Small models like Qwen3-0.6B are generally too limited to perform effective reasoning.
For complex tasks, we recommend using a sufficiently large model.

Hybrid Thinking Models

Some modern models, such as Qwen3, are designed as hybrid thinking models. These models can switch between standard (direct-generation) and thinking modes based on configuration settings.

Ailoy fully supports this hybrid capability. You can explicitly turn the thinking process on or off via the thinking option. When enabled, the model engages in structured, step-by-step inference—producing a detailed “thinking trace” before the final answer.

How to Enable Thinking

To enable thinking, simply specify the think_effort in the inference config when running the agent.
If you pass the inference config under the inference key within the agent config, it will be passed to the internal LangModel.

note

If you enable thinking, the time required to generate an entire message can increase quite a lot, which makes your application look less responsive, so it may be better to run the agent with streaming.

import asyncio

import ailoy as ai


async def main():
lm = await ai.LangModel.new_local("Qwen/Qwen3-4B")
agent = ai.Agent(lm)

GREEN = "\x1b[32m"
RESET = "\x1b[0m"

async for resp in agent.run_delta(
"Please solve me a simultaneous equation: x+y=3, 4x+3y=12",
config=ai.AgentConfig(inference=ai.InferenceConfig(think_effort="enable")),
):
if resp.delta.thinking:
# thinking text will be printed in green.
print(GREEN + resp.delta.thinking + RESET, end="")
if resp.delta.contents and isinstance(
resp.delta.contents[0], ai.PartDelta.Text
):
print(resp.delta.contents[0].text, end="")


if __name__ == "__main__":
asyncio.run(main())

Adjusting Thinking Effort

The think_effort option determines how much reasoning power the model uses before giving an answer.
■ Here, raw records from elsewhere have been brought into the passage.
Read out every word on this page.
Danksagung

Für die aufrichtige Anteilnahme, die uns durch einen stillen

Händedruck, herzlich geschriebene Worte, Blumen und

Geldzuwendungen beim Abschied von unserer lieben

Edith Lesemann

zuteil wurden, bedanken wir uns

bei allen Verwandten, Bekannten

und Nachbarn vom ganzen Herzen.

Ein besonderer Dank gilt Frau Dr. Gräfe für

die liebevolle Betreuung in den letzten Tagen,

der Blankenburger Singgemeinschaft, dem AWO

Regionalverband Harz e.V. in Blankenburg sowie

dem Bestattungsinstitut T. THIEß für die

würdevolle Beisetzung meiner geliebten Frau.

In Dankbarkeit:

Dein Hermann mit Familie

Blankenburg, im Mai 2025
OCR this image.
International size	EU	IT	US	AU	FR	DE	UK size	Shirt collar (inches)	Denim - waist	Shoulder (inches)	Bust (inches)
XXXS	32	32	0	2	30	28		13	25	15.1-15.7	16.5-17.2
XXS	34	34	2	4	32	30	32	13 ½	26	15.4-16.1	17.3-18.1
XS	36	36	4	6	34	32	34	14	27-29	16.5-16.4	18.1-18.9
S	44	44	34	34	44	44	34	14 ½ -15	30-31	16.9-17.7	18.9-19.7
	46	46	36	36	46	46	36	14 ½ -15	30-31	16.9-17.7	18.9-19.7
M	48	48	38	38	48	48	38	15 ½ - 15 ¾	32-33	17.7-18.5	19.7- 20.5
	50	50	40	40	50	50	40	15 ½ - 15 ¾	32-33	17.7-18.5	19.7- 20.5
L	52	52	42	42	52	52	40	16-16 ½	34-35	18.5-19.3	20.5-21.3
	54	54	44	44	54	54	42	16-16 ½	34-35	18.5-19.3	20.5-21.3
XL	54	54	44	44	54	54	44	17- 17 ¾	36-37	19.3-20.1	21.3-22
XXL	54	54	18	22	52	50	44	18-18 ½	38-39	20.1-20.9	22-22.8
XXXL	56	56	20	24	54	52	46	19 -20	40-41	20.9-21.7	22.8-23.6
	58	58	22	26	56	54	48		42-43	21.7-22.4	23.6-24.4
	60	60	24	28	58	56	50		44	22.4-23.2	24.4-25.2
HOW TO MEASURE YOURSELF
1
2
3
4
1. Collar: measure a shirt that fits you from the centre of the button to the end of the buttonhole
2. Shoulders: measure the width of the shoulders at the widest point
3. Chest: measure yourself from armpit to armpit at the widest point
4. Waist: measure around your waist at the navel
Increasing this value enhances logical and systematic thinking, but also consumes more time and resources. You can think of it as a balance between intelligence and budget or responsiveness:

In short:

  • Higher think_effort → smarter but slower.
  • Lower think_effort → faster but shallower.

think_effort can have one of these in the config:

  • "disable"
  • "enable"
  • "low"
  • "medium"
  • "high"

But not all models are hybrid thinking models or capable of fine-grained adjustment of thinking effort.
Therefore, depending on the characteristics of the model, think_effort may actually be applied differently from the specified value without explicit warning.

For example,

  • OpenAI's gpt-4 model does not support thinking, so it will be applied as "disable" regardless of which value is applied.
  • OpenAI's o4 model supports "low", "medium", "high" but not "disable", so if "disable" is specified, it will be applied as "low".
  • The grok-4-fast model only supports "low" or "high", so if "medium" is specified, it will be applied as "low".
  • All Qwen3 models do not support adjusting think_effort, so any value other than "disable" will be equivalent to "enable".

The think_effort is applied as the most similar one to what the user specified within the supported range, but you'd better to check the model specification for predictable model behavior.